# Question #3ebdb

Jan 9, 2017

${d}^{n} / \left({\mathrm{dx}}^{n}\right) \cos x = \cos \left(x + \frac{n \pi}{2}\right)$

#### Explanation:

We have that:

$\frac{d}{\mathrm{dx}} \cos x = - \sin x$

${d}^{2} / \left({\mathrm{dx}}^{2}\right) \cos x = \frac{d}{\mathrm{dx}} \left(- \sin x\right) = - \cos x$

${d}^{3} / \left({\mathrm{dx}}^{3}\right) \cos x = \frac{d}{\mathrm{dx}} \left(- \cos x\right) = \sin x$

${d}^{4} / \left({\mathrm{dx}}^{4}\right) \cos x = \frac{d}{\mathrm{dx}} \left(\sin x\right) = \cos x$

And obviously after the fifth order they start repeating.

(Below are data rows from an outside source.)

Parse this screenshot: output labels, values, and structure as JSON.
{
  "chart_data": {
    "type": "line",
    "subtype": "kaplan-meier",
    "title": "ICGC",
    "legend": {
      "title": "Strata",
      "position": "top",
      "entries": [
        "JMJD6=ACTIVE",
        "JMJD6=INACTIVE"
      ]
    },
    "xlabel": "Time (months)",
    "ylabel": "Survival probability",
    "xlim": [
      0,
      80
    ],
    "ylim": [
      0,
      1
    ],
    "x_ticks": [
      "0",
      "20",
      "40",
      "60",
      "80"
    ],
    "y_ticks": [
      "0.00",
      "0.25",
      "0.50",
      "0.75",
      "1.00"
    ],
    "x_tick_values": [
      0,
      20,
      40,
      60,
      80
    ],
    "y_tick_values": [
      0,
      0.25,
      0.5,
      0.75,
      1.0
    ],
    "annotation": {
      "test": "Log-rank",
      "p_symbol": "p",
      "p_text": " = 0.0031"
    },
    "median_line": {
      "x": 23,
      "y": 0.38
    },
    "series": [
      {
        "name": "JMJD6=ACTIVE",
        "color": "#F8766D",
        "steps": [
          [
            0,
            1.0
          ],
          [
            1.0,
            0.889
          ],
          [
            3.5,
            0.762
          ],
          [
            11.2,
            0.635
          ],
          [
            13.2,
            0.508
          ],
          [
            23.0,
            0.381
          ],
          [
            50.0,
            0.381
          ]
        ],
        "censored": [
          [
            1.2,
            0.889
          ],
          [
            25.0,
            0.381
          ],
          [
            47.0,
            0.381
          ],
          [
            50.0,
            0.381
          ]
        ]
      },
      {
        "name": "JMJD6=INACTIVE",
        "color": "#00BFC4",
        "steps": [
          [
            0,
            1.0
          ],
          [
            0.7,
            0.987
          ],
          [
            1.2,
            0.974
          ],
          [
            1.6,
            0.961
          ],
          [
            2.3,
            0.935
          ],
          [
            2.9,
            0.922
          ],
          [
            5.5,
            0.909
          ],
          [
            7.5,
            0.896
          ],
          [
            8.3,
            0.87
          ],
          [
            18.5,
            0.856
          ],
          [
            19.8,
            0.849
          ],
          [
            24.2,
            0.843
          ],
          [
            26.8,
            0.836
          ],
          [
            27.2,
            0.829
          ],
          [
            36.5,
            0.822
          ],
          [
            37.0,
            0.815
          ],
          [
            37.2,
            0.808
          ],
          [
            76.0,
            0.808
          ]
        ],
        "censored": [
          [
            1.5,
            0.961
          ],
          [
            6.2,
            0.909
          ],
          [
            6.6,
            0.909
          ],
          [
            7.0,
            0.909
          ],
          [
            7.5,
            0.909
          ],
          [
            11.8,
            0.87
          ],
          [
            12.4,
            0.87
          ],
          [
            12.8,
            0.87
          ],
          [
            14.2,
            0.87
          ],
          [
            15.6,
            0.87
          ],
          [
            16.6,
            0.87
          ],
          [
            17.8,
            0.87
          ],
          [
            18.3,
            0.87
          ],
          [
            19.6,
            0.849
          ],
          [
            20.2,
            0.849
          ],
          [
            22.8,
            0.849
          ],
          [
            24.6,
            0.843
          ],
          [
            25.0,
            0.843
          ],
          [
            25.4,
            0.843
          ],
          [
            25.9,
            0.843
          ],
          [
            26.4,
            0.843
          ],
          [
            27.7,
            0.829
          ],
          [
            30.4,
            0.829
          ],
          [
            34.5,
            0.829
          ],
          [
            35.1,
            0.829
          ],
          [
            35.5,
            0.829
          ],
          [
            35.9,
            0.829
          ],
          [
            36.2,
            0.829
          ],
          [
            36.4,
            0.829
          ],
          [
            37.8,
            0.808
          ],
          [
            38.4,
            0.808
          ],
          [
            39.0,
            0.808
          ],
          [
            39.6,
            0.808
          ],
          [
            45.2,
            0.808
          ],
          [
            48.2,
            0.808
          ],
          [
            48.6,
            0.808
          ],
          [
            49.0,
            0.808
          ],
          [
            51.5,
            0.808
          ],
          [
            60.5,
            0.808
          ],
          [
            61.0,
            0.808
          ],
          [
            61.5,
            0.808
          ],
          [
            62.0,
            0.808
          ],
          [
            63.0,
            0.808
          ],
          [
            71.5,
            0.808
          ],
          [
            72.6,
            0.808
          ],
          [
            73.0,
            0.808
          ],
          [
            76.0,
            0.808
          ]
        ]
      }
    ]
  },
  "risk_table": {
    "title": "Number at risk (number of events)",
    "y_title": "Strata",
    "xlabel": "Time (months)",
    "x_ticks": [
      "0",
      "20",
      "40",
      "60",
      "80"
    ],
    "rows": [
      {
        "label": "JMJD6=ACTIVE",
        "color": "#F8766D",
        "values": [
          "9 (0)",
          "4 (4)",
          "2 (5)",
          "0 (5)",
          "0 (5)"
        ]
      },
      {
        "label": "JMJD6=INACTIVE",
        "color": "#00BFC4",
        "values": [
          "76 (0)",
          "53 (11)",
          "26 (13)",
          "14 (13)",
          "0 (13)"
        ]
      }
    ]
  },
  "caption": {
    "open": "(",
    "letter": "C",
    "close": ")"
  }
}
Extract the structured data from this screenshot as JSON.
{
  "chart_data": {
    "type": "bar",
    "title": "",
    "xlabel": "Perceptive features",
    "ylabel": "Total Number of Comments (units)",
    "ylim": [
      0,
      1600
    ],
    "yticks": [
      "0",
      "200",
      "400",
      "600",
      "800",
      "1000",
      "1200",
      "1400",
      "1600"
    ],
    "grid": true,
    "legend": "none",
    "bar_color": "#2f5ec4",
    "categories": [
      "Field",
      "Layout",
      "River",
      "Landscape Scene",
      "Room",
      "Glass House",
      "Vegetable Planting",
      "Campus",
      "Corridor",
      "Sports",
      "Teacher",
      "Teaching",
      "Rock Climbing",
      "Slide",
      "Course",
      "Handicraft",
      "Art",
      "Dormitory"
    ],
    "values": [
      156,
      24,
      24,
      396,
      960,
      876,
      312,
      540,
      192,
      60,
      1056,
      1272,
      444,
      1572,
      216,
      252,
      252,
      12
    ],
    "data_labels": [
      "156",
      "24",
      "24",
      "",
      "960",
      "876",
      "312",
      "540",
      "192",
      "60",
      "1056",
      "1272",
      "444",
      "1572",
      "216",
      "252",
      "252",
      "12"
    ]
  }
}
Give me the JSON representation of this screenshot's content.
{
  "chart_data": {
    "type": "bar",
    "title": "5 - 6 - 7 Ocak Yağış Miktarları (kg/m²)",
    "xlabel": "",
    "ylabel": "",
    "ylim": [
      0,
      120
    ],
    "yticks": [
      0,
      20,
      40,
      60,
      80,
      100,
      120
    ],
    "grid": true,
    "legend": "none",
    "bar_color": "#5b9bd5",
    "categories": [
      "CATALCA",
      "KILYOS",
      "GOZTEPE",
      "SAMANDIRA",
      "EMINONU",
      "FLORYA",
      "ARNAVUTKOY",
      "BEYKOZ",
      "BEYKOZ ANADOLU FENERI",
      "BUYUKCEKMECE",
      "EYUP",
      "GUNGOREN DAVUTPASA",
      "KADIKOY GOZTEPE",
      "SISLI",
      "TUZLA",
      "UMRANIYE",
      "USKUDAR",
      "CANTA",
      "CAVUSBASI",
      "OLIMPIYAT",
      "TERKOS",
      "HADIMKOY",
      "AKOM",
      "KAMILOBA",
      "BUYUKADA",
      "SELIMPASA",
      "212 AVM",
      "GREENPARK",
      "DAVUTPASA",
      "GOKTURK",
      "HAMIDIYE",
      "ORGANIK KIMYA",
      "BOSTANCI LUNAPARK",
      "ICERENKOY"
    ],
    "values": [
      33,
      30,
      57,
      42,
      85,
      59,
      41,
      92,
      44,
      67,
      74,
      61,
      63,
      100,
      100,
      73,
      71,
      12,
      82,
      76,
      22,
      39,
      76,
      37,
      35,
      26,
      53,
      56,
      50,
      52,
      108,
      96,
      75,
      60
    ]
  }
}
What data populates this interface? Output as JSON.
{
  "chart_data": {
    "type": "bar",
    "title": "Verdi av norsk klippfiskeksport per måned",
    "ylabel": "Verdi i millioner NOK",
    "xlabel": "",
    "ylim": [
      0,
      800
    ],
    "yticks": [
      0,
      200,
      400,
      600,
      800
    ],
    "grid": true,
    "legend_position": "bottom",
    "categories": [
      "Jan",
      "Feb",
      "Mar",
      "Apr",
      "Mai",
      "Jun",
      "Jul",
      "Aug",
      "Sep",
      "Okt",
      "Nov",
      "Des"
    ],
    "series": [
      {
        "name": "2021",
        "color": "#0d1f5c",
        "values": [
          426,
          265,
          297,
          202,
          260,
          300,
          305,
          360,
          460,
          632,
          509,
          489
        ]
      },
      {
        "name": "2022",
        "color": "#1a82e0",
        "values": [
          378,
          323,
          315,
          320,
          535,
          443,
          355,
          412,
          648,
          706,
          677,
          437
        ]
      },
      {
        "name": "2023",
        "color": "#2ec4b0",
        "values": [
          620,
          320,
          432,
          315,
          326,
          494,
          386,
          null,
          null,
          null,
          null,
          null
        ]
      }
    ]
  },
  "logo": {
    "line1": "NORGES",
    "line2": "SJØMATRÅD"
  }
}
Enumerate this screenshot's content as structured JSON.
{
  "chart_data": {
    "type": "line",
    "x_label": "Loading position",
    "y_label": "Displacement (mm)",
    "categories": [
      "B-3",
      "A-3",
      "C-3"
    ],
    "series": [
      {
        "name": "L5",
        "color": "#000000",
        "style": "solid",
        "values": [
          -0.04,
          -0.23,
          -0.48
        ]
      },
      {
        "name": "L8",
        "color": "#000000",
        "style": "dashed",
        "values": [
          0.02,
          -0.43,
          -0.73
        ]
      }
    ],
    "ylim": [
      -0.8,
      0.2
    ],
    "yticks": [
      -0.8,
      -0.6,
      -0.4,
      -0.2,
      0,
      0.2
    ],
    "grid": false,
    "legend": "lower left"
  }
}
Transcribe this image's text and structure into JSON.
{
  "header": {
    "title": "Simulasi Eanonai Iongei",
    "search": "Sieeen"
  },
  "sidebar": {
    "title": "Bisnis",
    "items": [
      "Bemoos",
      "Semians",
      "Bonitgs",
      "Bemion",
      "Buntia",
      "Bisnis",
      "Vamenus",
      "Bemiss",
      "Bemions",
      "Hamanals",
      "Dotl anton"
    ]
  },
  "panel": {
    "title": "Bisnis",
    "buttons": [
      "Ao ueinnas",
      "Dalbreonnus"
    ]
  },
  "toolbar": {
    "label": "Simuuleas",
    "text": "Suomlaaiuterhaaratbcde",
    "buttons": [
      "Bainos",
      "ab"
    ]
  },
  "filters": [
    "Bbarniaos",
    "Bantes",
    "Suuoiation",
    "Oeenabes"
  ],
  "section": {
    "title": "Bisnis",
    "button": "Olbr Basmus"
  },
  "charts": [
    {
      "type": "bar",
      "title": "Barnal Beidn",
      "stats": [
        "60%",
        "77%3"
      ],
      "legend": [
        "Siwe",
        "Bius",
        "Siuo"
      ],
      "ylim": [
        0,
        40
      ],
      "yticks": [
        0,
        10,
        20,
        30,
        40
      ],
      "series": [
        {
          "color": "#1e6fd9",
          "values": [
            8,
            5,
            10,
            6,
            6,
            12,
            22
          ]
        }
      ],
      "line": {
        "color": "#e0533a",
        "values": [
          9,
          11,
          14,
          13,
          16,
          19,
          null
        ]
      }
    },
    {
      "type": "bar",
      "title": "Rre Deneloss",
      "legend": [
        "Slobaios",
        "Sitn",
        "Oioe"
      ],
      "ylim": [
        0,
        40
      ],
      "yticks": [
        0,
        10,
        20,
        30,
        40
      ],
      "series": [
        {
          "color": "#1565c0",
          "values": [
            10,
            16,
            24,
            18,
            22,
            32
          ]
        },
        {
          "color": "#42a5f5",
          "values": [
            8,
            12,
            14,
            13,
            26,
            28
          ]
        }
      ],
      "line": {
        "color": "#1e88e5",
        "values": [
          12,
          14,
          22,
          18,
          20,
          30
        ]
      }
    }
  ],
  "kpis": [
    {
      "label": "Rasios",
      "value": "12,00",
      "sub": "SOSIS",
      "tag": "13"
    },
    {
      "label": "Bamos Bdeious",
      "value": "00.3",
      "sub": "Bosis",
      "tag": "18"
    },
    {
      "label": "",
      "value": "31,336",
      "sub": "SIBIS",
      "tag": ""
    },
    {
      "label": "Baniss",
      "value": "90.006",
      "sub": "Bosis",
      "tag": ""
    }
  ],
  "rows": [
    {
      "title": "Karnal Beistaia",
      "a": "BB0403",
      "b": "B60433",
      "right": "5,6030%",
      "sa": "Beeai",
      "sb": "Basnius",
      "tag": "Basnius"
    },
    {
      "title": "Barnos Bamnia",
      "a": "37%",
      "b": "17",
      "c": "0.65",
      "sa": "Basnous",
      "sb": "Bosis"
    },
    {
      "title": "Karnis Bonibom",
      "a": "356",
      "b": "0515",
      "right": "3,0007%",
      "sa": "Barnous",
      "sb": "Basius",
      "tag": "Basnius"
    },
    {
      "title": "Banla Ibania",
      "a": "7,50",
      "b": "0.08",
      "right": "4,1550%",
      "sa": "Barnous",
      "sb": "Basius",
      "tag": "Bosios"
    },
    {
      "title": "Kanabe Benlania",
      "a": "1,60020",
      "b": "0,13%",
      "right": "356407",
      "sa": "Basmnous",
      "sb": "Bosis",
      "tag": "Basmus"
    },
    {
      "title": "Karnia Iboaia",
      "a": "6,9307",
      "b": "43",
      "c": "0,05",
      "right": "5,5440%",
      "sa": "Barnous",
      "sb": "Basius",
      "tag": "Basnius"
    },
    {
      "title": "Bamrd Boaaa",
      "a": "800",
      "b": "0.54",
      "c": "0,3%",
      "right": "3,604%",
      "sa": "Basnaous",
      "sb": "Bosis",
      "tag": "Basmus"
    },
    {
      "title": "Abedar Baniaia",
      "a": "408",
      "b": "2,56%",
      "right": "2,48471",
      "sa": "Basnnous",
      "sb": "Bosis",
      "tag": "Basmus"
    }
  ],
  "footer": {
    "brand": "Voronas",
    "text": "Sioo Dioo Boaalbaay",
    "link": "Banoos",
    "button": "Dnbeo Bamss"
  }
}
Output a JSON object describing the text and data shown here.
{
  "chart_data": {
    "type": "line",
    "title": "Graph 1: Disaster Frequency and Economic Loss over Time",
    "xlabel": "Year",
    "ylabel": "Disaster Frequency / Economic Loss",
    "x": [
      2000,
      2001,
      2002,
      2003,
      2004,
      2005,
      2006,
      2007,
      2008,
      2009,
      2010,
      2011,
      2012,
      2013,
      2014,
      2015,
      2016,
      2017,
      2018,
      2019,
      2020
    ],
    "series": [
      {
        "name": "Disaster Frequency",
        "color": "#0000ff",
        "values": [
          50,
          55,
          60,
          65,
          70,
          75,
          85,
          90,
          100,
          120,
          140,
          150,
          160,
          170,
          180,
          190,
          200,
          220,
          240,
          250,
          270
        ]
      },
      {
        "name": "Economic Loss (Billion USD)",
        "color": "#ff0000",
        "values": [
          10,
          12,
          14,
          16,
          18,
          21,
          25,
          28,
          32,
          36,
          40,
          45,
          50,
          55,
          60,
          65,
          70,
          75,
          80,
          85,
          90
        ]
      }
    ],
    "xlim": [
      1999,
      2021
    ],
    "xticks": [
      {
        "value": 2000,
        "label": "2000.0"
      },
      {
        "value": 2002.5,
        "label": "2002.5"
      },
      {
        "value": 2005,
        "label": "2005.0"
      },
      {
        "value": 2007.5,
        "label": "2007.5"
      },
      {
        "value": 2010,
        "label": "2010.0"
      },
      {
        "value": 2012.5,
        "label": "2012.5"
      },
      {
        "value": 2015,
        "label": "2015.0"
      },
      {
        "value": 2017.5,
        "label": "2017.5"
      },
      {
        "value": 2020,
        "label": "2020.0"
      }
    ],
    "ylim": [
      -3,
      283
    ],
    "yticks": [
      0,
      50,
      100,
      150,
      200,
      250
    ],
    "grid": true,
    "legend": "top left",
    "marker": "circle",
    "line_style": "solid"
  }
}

We can however find a synthetic expression valid for all orders noting that:

$\cos \left(x + \frac{\pi}{2}\right) = \cos x \cos \left(\frac{\pi}{2}\right) - \sin x \sin \left(\frac{\pi}{2}\right) = - \sin x$

$\cos \left(x + \pi\right) = \cos x \cos \left(\pi\right) - \sin x \sin \left(\pi\right) = - \cos x$

$\cos \left(x + \frac{3}{2} \pi\right) = \cos x \cos \left(\frac{3}{2} \pi\right) - \sin x \sin \left(\frac{3}{2} \pi\right) = \sin x$

$\cos \left(x + 2 \pi\right) = \cos x$

So that:

${d}^{n} / \left({\mathrm{dx}}^{n}\right) \cos x = \cos \left(x + \frac{n \pi}{2}\right)$